The ivory police
A former Australian commando is using military tactics to curb poaching in Africa. Is that the right way to save the continent's vanishing animals?
Stanley and livingstone Private Game Reserve, Zimbabwe
It's a little before midnight, and a matte-green Land Rover pickup with its headlights off and its dashboard darkened creeps along a dirt track beside a 10-foot-high electric fence. At the wheel, driving by moonlight and keeping the engine as silent as possible, is a former Australian Special Forces sniper with years of experience with this kind of mission from having served a dozen tours in Iraq.
Three armed men dressed in camouflage stand in the flatbed, their eyes scanning the fence line and the terrain ahead for the telltale ridge of sand that has been turned by a boot, or a blade of grass slowly springing back to upright, or the faint residue of wood smoke in the still air.
All could point to an invasion.
Fresh footprints are visible from a male lion that passed this way less than an hour ago. A herd of a dozen eland antelope emerge from the bush to the left. Ahead, a startled spring hare bolts for its burrow.
Farther on, something else catches the driver's attention. He stops and unfolds his mountain of a frame from the truck's cramped cabin and raises a night-vision scope to his eye, an infrared light in his hand. He scans the valley below while the other men fan out around the vehicle, establishing a perimeter.

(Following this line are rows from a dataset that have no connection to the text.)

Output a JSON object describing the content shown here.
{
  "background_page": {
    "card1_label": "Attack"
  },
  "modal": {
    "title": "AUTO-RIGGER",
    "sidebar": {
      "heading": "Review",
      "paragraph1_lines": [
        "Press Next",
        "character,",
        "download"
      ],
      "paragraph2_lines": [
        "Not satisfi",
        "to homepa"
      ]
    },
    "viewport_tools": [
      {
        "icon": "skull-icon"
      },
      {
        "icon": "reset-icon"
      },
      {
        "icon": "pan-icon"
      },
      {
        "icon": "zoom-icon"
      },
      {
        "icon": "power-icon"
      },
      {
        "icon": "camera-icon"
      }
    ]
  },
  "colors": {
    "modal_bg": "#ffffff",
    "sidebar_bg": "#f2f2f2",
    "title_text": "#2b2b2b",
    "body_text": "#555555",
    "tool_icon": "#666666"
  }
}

Two electric lights flicker in the far distance. They would be invisible without the extra gear, equipment more apt to be found on a battlefield than here in a Zimbabwean game reserve a short drive from Victoria Falls. The driver, Damien Mander, a no-nonsense Australian who is a former elite soldier and gun for hire, quietly calls over his colleague, Chelepele Phiri, a mild, composed Zimbabwean with a quick smile who nonetheless handles his rifle with meaningful menace. Together, they focus on the pinpricks of light a mile away.